HSBC to slash 50k jobs, reducing global reach
HSBC pledged a new era of higher dividends yesterday, laying out plans to slash nearly 50,000 jobs and shrink its investment bank across the world by a third to combat sluggish growth.
Europe's largest bank plans to reduce full-time employees by 22,000 to 25,000, or about 10 per cent, Reuters reported, quoting a statement from chief executive Stuart Gulliver.
A further 25,000 positions will be cut through the sale of its Turkey and Brazil operations.
The bank also set its new target for return on equity at greater than 10 per cent by 2017, down from its previous target of 12 to 15 per cent by next year, said Reuters.
HSBC has come under pressure to reduce costs and reverse a decline in profit after a year that saw the bank being fined for manipulating currency markets and embroiled in a tax-avoidance scandal in Switzerland.
Since taking over in 2011, Mr Gulliver, 56, has announced more than 87,000 job cuts, pulled out of 78 businesses and reduced the number of countries the bank operates by 15, to 73.
Staff numbers will drop from 295,000 in 2010 to 208,000 by 2017, reported Agence France-Presse.
In the latest round of job cuts, as many as 21,000 of the cuts will be lost in a push for digital banking, automation and branch closures.
In Britain, up to 8,000 jobs will be cut, Mr Gulliver said.
The cuts will be followed by some hiring in growth businesses and the bank's compliance division.
HSBC also said it will cut risk-weighted assets by US$290 billion, roughly a quarter of the amount at the end of last year.
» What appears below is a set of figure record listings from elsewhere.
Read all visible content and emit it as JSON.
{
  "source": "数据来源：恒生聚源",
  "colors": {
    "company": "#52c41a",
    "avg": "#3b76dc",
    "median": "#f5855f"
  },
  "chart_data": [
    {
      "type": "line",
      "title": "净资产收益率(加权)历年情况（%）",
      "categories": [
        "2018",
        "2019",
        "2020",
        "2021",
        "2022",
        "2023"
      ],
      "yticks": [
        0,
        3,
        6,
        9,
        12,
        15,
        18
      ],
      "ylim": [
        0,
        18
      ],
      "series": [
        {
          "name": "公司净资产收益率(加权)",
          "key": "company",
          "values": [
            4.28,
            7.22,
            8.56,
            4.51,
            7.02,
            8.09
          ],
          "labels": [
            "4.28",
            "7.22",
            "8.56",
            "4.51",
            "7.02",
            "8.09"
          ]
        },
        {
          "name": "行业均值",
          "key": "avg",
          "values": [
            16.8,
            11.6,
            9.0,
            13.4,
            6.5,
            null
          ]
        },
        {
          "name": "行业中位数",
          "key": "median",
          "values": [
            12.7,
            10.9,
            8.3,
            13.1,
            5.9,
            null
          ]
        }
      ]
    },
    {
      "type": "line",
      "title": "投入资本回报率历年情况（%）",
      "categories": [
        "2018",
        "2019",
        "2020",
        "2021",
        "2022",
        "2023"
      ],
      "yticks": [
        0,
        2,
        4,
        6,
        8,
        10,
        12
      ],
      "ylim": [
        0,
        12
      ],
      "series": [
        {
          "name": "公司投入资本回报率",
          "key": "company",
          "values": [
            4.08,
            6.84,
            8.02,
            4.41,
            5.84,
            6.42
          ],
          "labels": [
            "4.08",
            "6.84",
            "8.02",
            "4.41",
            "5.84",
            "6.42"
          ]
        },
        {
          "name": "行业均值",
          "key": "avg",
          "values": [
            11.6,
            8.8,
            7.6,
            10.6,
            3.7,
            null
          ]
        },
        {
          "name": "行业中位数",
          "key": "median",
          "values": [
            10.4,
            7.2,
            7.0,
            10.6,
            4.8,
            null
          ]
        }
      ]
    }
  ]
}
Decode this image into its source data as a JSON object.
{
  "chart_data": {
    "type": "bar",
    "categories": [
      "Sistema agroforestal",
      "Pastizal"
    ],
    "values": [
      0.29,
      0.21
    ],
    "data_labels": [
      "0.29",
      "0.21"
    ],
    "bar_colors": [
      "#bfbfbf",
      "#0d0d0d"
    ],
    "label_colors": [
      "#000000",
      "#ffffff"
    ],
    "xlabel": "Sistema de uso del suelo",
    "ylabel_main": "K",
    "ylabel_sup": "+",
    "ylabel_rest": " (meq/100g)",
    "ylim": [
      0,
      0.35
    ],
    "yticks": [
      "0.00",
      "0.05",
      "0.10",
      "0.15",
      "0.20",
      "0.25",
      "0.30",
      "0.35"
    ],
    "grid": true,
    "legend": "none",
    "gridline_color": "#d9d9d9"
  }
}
It will shrink risk-weighted assets in the investment banking business by US$140 billion, to less than one-third of the total, from the current level of around 40 per cent.
HSBC, founded 150 years ago in Hong Kong, indicated it will step up investment in Asia, expanding asset management and insurance, and focusing on places including China's Pearl River Delta and areas including the internationalisation of the yuan.
It spelt out the 11 criteria on which it will make the decision whether to move its head office from London.
The bank was likely to relocate its headquarters to Hong Kong owing to its low tax regime, said Hong Kong-based financial analyst Jackson Wong.
HSBC is among the hardest-hit by regulator scrutiny, with the Bank of England forcing the largest lenders to separate their consumer and riskier investment banking activities by 2019.
It has also been hurt by an increasing bank levy costing lenders about £5.3 billion (S$11 billion) over the next five years.